If you need to apply more than one preprocessor, simply apply them in sequence on your dataset.

import ray
from ray.data.preprocessors import MinMaxScaler, SimpleImputer

# Generate one simple dataset.
dataset = ray.data.from_items(
    [{"id": 0}, {"id": 1}, {"id": 2}, {"id": 3}, {"id": None}]
)
print(dataset.take())
# [{'id': 0}, {'id': 1}, {'id': 2}, {'id': 3}, {'id': None}]

preprocessor_1 = SimpleImputer(["id"])
preprocessor_2 = MinMaxScaler(["id"])

# Apply both preprocessors in sequence on the dataset.
dataset_transformed = preprocessor_1.fit_transform(dataset)
dataset_transformed = preprocessor_2.fit_transform(dataset_transformed)

print(dataset_transformed.take())
# [{'id': 0.0}, {'id': 0.3333333333333333}, {'id': 0.6666666666666666}, {'id': 1.0}, {'id': 0.5}]

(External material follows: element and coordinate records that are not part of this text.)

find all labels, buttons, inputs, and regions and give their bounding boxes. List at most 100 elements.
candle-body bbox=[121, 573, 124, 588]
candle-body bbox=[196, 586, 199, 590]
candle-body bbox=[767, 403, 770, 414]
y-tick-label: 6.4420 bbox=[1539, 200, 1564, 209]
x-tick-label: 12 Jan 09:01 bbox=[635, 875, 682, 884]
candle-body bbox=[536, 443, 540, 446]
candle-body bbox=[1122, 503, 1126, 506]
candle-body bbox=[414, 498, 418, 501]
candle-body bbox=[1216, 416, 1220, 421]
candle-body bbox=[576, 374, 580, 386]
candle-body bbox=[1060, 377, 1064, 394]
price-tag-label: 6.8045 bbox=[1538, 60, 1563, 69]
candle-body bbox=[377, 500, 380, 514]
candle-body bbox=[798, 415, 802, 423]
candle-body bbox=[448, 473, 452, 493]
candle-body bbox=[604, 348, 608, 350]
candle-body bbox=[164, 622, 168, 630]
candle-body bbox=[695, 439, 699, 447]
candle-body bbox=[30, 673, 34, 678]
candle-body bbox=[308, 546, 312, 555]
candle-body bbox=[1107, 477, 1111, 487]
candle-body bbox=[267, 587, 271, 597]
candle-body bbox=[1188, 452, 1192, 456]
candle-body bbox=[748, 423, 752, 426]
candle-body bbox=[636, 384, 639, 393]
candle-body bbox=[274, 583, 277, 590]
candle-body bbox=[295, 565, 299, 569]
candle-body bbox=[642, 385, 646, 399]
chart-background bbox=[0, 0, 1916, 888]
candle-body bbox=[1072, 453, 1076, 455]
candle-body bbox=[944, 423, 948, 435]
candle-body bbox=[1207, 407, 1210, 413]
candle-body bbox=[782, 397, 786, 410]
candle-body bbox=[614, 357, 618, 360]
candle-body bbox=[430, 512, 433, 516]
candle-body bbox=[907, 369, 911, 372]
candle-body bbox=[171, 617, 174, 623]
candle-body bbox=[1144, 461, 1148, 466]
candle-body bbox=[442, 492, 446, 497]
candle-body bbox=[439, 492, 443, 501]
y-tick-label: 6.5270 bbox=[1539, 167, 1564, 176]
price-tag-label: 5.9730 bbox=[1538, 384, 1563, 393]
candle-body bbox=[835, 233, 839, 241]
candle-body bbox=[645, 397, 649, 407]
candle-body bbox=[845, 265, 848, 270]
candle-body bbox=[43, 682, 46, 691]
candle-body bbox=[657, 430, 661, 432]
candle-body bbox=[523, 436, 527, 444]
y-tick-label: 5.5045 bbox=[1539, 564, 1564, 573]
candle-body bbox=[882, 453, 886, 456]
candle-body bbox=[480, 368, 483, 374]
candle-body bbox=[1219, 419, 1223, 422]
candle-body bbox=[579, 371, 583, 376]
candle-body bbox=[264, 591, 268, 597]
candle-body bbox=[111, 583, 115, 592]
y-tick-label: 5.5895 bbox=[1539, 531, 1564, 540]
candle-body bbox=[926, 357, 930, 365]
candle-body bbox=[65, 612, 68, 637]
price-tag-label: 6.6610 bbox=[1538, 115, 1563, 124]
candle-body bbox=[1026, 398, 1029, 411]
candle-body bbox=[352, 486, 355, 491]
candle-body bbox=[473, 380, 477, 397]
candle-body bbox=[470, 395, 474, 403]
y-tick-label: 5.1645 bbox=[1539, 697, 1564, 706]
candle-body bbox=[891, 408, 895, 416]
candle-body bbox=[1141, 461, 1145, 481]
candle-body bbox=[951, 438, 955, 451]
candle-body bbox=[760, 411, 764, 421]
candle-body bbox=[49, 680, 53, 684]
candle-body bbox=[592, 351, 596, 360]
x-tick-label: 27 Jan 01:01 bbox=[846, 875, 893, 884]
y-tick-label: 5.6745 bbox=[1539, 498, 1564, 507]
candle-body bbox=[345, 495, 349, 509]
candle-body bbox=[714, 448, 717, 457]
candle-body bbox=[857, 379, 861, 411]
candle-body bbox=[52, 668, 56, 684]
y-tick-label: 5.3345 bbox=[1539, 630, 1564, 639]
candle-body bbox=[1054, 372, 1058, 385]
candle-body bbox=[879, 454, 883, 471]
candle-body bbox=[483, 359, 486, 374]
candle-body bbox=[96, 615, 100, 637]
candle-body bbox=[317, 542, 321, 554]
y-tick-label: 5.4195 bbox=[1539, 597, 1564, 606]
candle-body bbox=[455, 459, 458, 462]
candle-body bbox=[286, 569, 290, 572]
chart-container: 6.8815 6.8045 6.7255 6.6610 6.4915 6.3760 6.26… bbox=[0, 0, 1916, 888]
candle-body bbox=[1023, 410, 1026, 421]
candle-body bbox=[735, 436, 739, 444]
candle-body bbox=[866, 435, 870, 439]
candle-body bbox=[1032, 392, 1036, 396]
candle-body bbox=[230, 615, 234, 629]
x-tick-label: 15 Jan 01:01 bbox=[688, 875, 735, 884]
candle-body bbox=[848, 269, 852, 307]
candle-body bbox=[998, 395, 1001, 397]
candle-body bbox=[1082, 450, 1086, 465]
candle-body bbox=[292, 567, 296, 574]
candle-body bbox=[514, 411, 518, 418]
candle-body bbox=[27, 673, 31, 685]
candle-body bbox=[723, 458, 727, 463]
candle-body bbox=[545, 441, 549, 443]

Implementing custom preprocessors#

If you want to implement a custom preprocessor that needs to be fit, extend the Preprocessor base class.

from typing import Dict
import ray
from pandas import DataFrame
from ray.data.preprocessor import Preprocessor
from ray.data import Dataset
from ray.data.aggregate import Max


class CustomPreprocessor(Preprocessor):
    def _fit(self, dataset: Dataset) -> Preprocessor:
        self.stats_ = dataset.aggregate(Max("id"))

    def _transform_pandas(self, df: DataFrame) -> DataFrame:
        return df * self.stats_["max(id)"]


# Generate a simple dataset.
dataset = ray.data.range(4)
print(dataset.take())
# [{'id': 0}, {'id': 1}, {'id': 2}, {'id': 3}]

# Create a stateful preprocessor that finds the max id and scales each id by it.
preprocessor = CustomPreprocessor()
dataset_transformed = preprocessor.fit_transform(dataset)
print(dataset_transformed.take())
# [{'id': 0}, {'id': 3}, {'id': 6}, {'id': 9}]

If your preprocessor doesn’t need to be fit, use map_batches() to directly transform your dataset. For more details, see Transforming Data.